La guerre en Ukraine pourrait aussi être à l’ordre du jour si Kiev décide de lancer en mai sa contre-offensive. Selon Richard Gowan, une escalade du conflit pourrait inciter un pays comme le Brésil à demander un cessez-le-feu au Conseil de sécurité, ce à quoi les puissances occidentales s’opposeraient probablement. La Suisse, quant à elle, pourrait subir des pressions des puissances rivales pour choisir son camp.

La fermeture potentielle de deux postes-frontière – qui expirent en mai – permettant à l’aide humanitaire d’entrer en Syrie depuis la Turquie, que le président syrien Bachar el-Assad a accepté d’ouvrir à la suite des tremblements de terre de février, pourrait également faire l’objet de débats houleux. Il en va de même pour une éventuelle décision, attendue en mai, de l’ONU de se retirer d’Afghanistan, à la suite de la décision des talibans de bannir les femmes de l’organisation. Enfin, le Conseil de sécurité décidera également de prolonger ou non un embargo sur les armes à destination du Soudan du Sud, une question clivante.

«On risque de voir se succéder des débats vraiment difficiles sur l’Afghanistan, la Syrie, l’Ukraine. Le grand test pour la Suisse va être de savoir si elle peut garder son calme et son professionnalisme. Peut-elle gérer des réunions très difficiles? Peut-elle garder le contrôle de la situation?», analyse Richard Gowan.

À quoi ressemblerait une présidence réussie pour la Suisse?
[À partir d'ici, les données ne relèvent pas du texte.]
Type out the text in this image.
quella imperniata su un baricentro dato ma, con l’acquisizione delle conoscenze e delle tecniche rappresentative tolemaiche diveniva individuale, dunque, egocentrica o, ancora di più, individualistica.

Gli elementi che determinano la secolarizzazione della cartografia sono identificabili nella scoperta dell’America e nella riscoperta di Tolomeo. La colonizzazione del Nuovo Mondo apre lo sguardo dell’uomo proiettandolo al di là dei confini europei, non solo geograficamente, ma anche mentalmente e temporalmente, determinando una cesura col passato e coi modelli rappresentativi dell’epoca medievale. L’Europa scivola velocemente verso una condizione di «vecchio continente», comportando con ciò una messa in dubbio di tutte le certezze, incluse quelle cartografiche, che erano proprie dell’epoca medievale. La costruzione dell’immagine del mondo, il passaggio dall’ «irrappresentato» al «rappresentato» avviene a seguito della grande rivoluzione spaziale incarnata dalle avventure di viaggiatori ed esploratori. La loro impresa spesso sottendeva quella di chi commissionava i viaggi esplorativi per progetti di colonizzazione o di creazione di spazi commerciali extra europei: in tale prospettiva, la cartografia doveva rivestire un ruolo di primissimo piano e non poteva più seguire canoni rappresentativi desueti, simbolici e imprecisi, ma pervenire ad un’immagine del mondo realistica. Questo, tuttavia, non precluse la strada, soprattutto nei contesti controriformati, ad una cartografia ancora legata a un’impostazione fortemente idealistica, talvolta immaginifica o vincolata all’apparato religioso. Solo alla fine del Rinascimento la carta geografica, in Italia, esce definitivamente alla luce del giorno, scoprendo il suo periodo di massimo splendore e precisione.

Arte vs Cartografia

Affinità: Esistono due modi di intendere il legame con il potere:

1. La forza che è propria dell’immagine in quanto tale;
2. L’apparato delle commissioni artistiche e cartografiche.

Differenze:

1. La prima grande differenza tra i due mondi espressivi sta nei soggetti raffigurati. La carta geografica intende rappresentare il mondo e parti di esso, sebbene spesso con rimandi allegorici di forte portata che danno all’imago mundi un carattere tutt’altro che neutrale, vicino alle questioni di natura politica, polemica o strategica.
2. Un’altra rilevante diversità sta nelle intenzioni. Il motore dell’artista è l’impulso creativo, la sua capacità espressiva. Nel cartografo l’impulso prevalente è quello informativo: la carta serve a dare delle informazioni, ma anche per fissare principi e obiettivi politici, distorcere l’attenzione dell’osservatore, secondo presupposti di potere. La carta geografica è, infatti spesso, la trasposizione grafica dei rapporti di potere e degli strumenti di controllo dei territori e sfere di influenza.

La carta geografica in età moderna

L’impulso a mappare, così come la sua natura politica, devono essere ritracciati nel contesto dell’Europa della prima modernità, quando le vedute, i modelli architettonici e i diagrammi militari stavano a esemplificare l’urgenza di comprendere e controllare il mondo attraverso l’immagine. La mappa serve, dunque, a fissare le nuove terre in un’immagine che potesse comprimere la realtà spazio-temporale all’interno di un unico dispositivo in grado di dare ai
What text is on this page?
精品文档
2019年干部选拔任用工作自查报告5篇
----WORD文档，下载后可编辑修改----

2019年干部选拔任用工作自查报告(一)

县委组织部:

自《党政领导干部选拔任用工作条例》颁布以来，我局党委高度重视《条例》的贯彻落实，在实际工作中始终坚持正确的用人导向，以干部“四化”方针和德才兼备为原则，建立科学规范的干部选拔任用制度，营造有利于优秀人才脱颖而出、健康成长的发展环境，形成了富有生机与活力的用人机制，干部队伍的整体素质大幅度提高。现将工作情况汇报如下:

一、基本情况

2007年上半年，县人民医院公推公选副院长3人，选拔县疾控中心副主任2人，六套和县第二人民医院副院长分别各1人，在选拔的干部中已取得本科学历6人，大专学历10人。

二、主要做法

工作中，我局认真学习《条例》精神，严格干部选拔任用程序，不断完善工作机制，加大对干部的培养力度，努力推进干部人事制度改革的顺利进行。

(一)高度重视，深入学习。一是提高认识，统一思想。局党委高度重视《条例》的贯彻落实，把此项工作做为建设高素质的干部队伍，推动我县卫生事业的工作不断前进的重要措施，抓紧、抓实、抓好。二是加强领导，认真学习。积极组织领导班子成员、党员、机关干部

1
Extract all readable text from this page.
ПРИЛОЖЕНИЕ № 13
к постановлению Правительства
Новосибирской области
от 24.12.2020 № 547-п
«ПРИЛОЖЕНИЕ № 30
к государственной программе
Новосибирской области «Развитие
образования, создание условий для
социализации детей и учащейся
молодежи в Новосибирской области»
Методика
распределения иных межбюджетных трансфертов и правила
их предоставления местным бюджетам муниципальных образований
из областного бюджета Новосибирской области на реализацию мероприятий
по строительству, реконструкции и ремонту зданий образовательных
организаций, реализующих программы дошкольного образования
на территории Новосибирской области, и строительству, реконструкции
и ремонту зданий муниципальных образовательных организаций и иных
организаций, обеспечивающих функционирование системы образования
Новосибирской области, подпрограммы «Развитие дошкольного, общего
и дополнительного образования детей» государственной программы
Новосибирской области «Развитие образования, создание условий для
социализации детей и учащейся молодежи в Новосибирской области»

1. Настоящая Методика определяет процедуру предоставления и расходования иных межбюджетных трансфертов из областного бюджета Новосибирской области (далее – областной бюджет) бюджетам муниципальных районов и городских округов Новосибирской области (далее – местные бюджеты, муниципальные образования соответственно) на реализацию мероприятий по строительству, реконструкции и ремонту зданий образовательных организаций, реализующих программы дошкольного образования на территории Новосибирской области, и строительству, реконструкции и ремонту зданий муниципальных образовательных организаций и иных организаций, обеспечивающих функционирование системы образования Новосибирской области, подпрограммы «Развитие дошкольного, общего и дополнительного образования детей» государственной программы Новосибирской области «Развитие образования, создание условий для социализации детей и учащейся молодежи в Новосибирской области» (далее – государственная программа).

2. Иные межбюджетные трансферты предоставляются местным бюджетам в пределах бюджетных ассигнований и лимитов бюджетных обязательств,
«Le succès au Conseil de sécurité est une notion collective, indique Ueli Staeger. Et le succès au niveau multilatéral doit être mesuré différemment que dans la politique intérieure ou bilatérale.»

Le Conseil reste le principal endroit où toutes les puissances du monde se rencontrent. Et dans le contexte géopolitique actuel, son maintien à flot exige plus d’efforts de son président.

«En évaluant le succès de la présidence suisse du Conseil de sécurité, nous devons être conscients que les relations entre plusieurs de ses membres sont actuellement très difficiles», souligne le chercheur.